Singtel widens its e-payments network but how will investors gain?

SINGAPORE (Mar 19): Singapore Telecommunications is expanding its cross-border mobile payment alliance. But how significant will Singtel's foray into e-payments be for investors?

To be sure, the details remain scant.

Singtel has refused to reveal if it has a revenue-sharing agreement with its regional e-payments partners. It has also declined to reveal if it charges a merchant fee.

But Arthur Lang, CEO of Singtel's International Group, says the partnership would result in greater business opportunities, ranging from gaming to social commerce.

Indeed, all the signs are pointing towards the telco hoping to play a bigger role in the regional digital payments and services space.

"If you look at payment as a domestic game, it is very difficult. [It] doesn't move the needle from a profitability standpoint because it is such a fragmented market. There are 27 players in Singapore, for instance," says Lang.

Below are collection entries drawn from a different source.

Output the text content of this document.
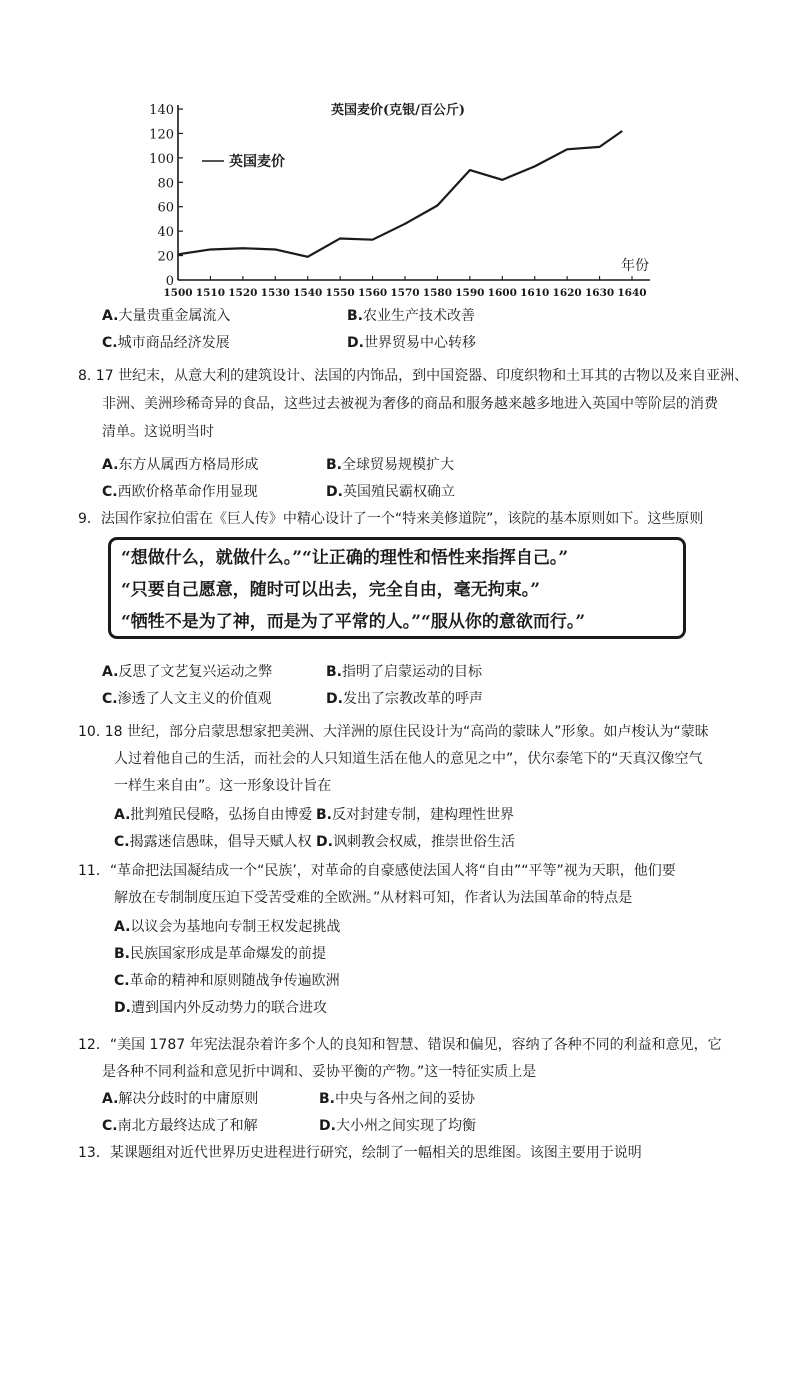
0
20
40
60
80
100
120
140
1500 1510 1520 1530 1540 1550 1560 1570 1580 1590 1600 1610 1620 1630 1640
英国麦价(克银/百公斤)
年份
英国麦价
A.大量贵重金属流入	B.农业生产技术改善
C.城市商品经济发展	D.世界贸易中心转移
8. 17 世纪末，从意大利的建筑设计、法国的内饰品，到中国瓷器、印度织物和土耳其的古物以及来自亚洲、
非洲、美洲珍稀奇异的食品，这些过去被视为奢侈的商品和服务越来越多地进入英国中等阶层的消费
清单。这说明当时
A.东方从属西方格局形成	B.全球贸易规模扩大
C.西欧价格革命作用显现	D.英国殖民霸权确立
9．法国作家拉伯雷在《巨人传》中精心设计了一个“特来美修道院”，该院的基本原则如下。这些原则
“想做什么，就做什么。”“让正确的理性和悟性来指挥自己。”
“只要自己愿意，随时可以出去，完全自由，毫无拘束。”
“牺牲不是为了神，而是为了平常的人。”“服从你的意欲而行。”
A.反思了文艺复兴运动之弊	B.指明了启蒙运动的目标
C.渗透了人文主义的价值观	D.发出了宗教改革的呼声
10. 18 世纪，部分启蒙思想家把美洲、大洋洲的原住民设计为“高尚的蒙昧人”形象。如卢梭认为“蒙昧
人过着他自己的生活，而社会的人只知道生活在他人的意见之中”，伏尔泰笔下的“天真汉像空气
一样生来自由”。这一形象设计旨在
A.批判殖民侵略，弘扬自由博爱 B.反对封建专制，建构理性世界
C.揭露迷信愚昧，倡导天赋人权 D.讽刺教会权威，推崇世俗生活
11．“革命把法国凝结成一个“民族’，对革命的自豪感使法国人将“自由”“平等”视为天职，他们要
解放在专制制度压迫下受苦受难的全欧洲。”从材料可知，作者认为法国革命的特点是
A.以议会为基地向专制王权发起挑战
B.民族国家形成是革命爆发的前提
C.革命的精神和原则随战争传遍欧洲
D.遭到国内外反动势力的联合进攻
12．“美国 1787 年宪法混杂着许多个人的良知和智慧、错误和偏见，容纳了各种不同的利益和意见，它
是各种不同利益和意见折中调和、妥协平衡的产物。”这一特征实质上是
A.解决分歧时的中庸原则	B.中央与各州之间的妥协
C.南北方最终达成了和解	D.大小州之间实现了均衡
13．某课题组对近代世界历史进程进行研究，绘制了一幅相关的思维图。该图主要用于说明
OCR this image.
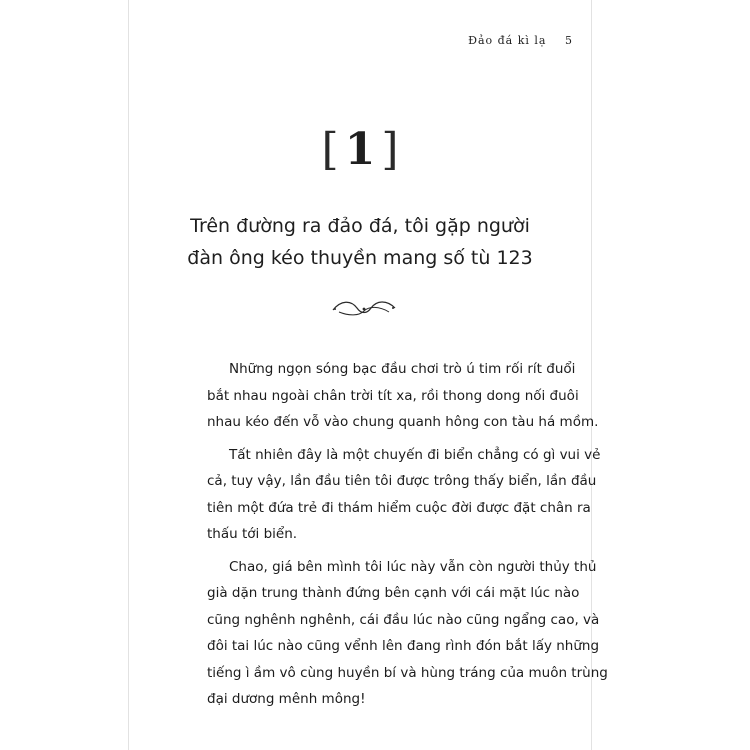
Đảo đá kì lạ 5
[ 1 ]
Trên đường ra đảo đá, tôi gặp người
đàn ông kéo thuyền mang số tù 123

Những ngọn sóng bạc đầu chơi trò ú tim rối rít đuổi
bắt nhau ngoài chân trời tít xa, rồi thong dong nối đuôi
nhau kéo đến vỗ vào chung quanh hông con tàu há mồm.

Tất nhiên đây là một chuyến đi biển chẳng có gì vui vẻ
cả, tuy vậy, lần đầu tiên tôi được trông thấy biển, lần đầu
tiên một đứa trẻ đi thám hiểm cuộc đời được đặt chân ra
thấu tới biển.

Chao, giá bên mình tôi lúc này vẫn còn người thủy thủ
già dặn trung thành đứng bên cạnh với cái mặt lúc nào
cũng nghênh nghênh, cái đầu lúc nào cũng ngẩng cao, và
đôi tai lúc nào cũng vểnh lên đang rình đón bắt lấy những
tiếng ì ầm vô cùng huyền bí và hùng tráng của muôn trùng
đại dương mênh mông!
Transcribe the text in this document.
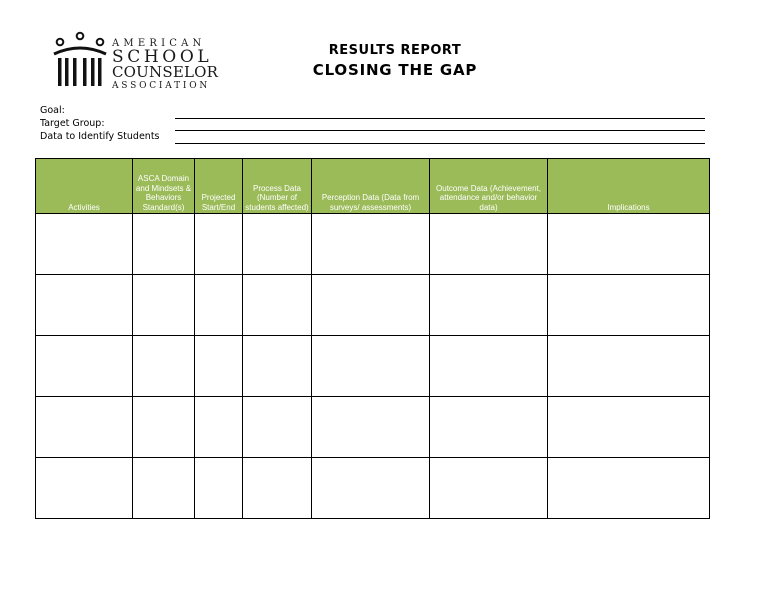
AMERICAN
SCHOOL
COUNSELOR
ASSOCIATION
RESULTS REPORT
CLOSING THE GAP
Goal:
Target Group:
Data to Identify Students
Activities	ASCA Domain and Mindsets & Behaviors Standard(s)	Projected Start/End	Process Data (Number of students affected)	Perception Data (Data from surveys/ assessments)	Outcome Data (Achievement, attendance and/or behavior data)	Implications
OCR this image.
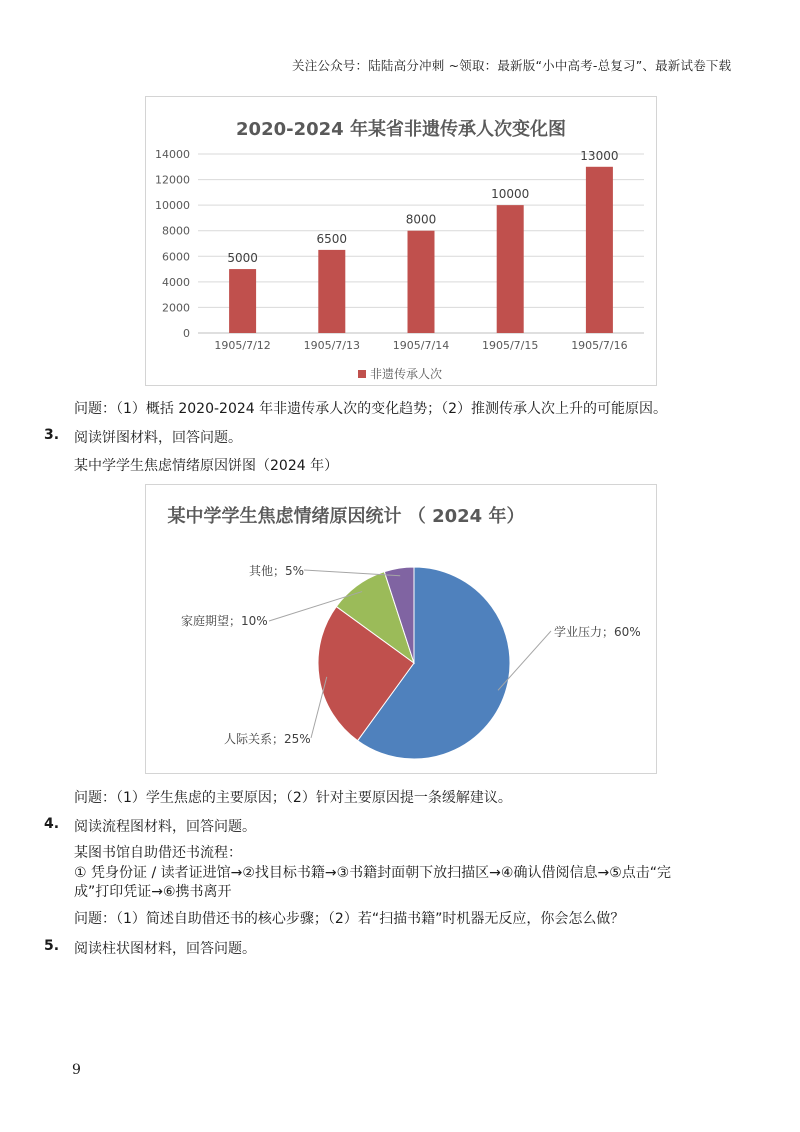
关注公众号：陆陆高分冲刺 ~领取：最新版“小中高考-总复习”、最新试卷下载
2020-2024 年某省非遗传承人次变化图
0
2000
4000
6000
8000
10000
12000
14000
5000
1905/7/12
6500
1905/7/13
8000
1905/7/14
10000
1905/7/15
13000
1905/7/16
非遗传承人次
问题：（1）概括 2020-2024 年非遗传承人次的变化趋势；（2）推测传承人次上升的可能原因。
3. 阅读饼图材料，回答问题。
某中学学生焦虑情绪原因饼图（2024 年）
某中学学生焦虑情绪原因统计 （ 2024 年）
学业压力；60%
人际关系；25%
家庭期望；10%
其他；5%
问题：（1）学生焦虑的主要原因；（2）针对主要原因提一条缓解建议。
4. 阅读流程图材料，回答问题。
某图书馆自助借还书流程：
① 凭身份证 / 读者证进馆→②找目标书籍→③书籍封面朝下放扫描区→④确认借阅信息→⑤点击“完
成”打印凭证→⑥携书离开
问题：（1）简述自助借还书的核心步骤；（2）若“扫描书籍”时机器无反应，你会怎么做？
5. 阅读柱状图材料，回答问题。
9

"We are targeting the tourist and unbanked market in the region where we hope to offer [more competitive] merchant and FX rates through [scale that we gain through more partnerships]," he adds.

The latest to join Singtel's VIA is Tokyo-based NETSTARS, a mobile payment technology company, adding its 100,000 stores to the network’s current 1.6 million merchant partners.

See: Singtel's cross-border payment alliance VIA expands to Japan

The alliance currently includes Singtel Dash and its Thai associate's AIS GLOBAL Pay. Kasikornbank’s K Plus and Boost Malaysia will join soon, according to the telco. It also plans to add LinkAja, the new consolidated e-payment services in Indonesia with more than 300,000 merchants, to VIA.

So far, Singtel has chosen partners in the region that have leading market shares in their respective countries. The telco has made the same bet with its slate of associates in the region. Among its VIA partners, K Plus has the largest network of users in Thailand, Boost Malaysia that has 3.8 million users is the largest in the country and NETSTAR is the biggest mobile payment aggregator in Japan.

Users can use their respective wallets to make payments in their local currency at NETSTARS’ merchants, from airports to a variety of tourist destinations and shopping malls.

NETSTARS targets to grow its merchant base to one million stores throughout Japan by end-2020.

“These partnerships to grow cross-border mobile payments continue to add further momentum to the Singtel Group’s goal of empowering consumers and enabling them to transact seamlessly across borders,” Lang says.

But whether these moves will benefit Singtel’s investors will remain to be seen – at least for now.